[Top][All Lists]
[Date Prev][Date Next][Thread Prev][Thread Next][Date Index][Thread Index]
Re: iso-codes .pot msgid strings contain non-ASCII characters
From: |
Bruno Haible |
Subject: |
Re: iso-codes .pot msgid strings contain non-ASCII characters |
Date: |
Mon, 24 Apr 2006 23:02:04 +0200 |
User-agent: |
KMail/1.5 |
Paul Eggert wrote:
> the GNU gettext manual says:
>
> Note that the MSGID argument to `gettext' is not subject to
> character set conversion. Also, when `gettext' does not find a
> translation for MSGID, it returns MSGID unchanged - independently of
> the current output character set. It is therefore recommended that all
> MSGIDs be US-ASCII strings.
This recommendation is directed to the "normal" use of xgettext, i.e.
extraction of the msgids from source code.

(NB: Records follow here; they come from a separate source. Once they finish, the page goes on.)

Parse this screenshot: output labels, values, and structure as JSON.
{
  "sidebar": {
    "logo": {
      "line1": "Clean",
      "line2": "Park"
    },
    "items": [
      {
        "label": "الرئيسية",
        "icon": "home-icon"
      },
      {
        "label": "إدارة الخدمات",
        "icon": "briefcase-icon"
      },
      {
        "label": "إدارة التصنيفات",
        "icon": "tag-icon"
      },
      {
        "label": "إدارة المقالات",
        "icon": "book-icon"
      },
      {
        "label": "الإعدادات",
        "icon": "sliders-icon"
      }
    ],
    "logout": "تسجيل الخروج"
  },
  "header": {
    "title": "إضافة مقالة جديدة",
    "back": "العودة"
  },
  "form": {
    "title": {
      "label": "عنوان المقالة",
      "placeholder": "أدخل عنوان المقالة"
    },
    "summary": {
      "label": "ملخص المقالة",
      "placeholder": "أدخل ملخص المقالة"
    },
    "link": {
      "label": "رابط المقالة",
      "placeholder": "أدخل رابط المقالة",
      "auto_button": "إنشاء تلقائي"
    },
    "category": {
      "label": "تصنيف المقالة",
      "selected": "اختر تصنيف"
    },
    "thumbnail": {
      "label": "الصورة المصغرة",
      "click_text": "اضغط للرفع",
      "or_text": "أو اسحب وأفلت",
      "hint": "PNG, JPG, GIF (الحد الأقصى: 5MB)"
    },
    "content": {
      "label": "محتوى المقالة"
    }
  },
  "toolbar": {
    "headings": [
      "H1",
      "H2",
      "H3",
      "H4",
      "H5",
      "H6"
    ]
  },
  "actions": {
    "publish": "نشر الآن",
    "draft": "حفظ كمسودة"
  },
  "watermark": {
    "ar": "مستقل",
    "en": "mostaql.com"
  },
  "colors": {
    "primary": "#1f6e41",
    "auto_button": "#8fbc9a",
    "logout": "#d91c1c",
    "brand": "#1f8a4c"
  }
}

The other issue - not mentioned
in the GNU gettext manual, but quite important - is that source code should
be viewable in different encodings, and when you convert some source code
from ISO-8859-1 to UTF-8 (or vice versa), the behaviour of the program
should remain the same.
The situation for iso-codes is different, because
- It is not extracted from source code; the use of XML files for the
list of country/location names greatly reduces the possible problems
when these files would be stored in a different encoding (thanks to
the encoding declaration present in XML files).
- There are quite a number of languages/countries/locations in the world
which cannot be written in ASCII, such as Norwegian Bokmål, Côte
d'Ivoire, etc.
Therefore I think it's actually OK for iso-codes to use UTF-8 as encoding
of the msgids.
The only remaining problem is in the C code: A program running in, say, an
EUC-JP locale, needs to be a little careful when accessing the message
catalog: not just
country_translation = dgettext ("iso-codes", country_english_utf8);
but
country_translation = dgettext ("iso-codes", country_english_utf8);
if (country_translation == country_english_utf8)
{
/* Not found in the message catalog. Use the English name, converted
to the correct encoding. */
country_translation =
iconv_string (country_translation, "UTF-8", locale_charset ());
}
You find code that is a little better than this one (cares about
transliteration,
non-canonicalized locale_charset() result etc.) in propername.c at
http://cvs.savannah.gnu.org/viewcvs/*checkout*/gettext/gettext-tools/lib/propername.c?content-type=text%2Fplain&rev=1.1&root=gettext
In other words, UTF-8 is the current de-facto standard encoding. I would leave
the iso-codes PO files in that encoding, and keep the support of other encodings
purely in the C code that uses the ,mo files.
> Can the format of the XML country list be extended to contain two
> spellings, one in UTF-8, one ASCII-ized? Then the algorithm wouldn't
> need to transcode.
The transliteration in glibc and libiconv is good enough.
Bruno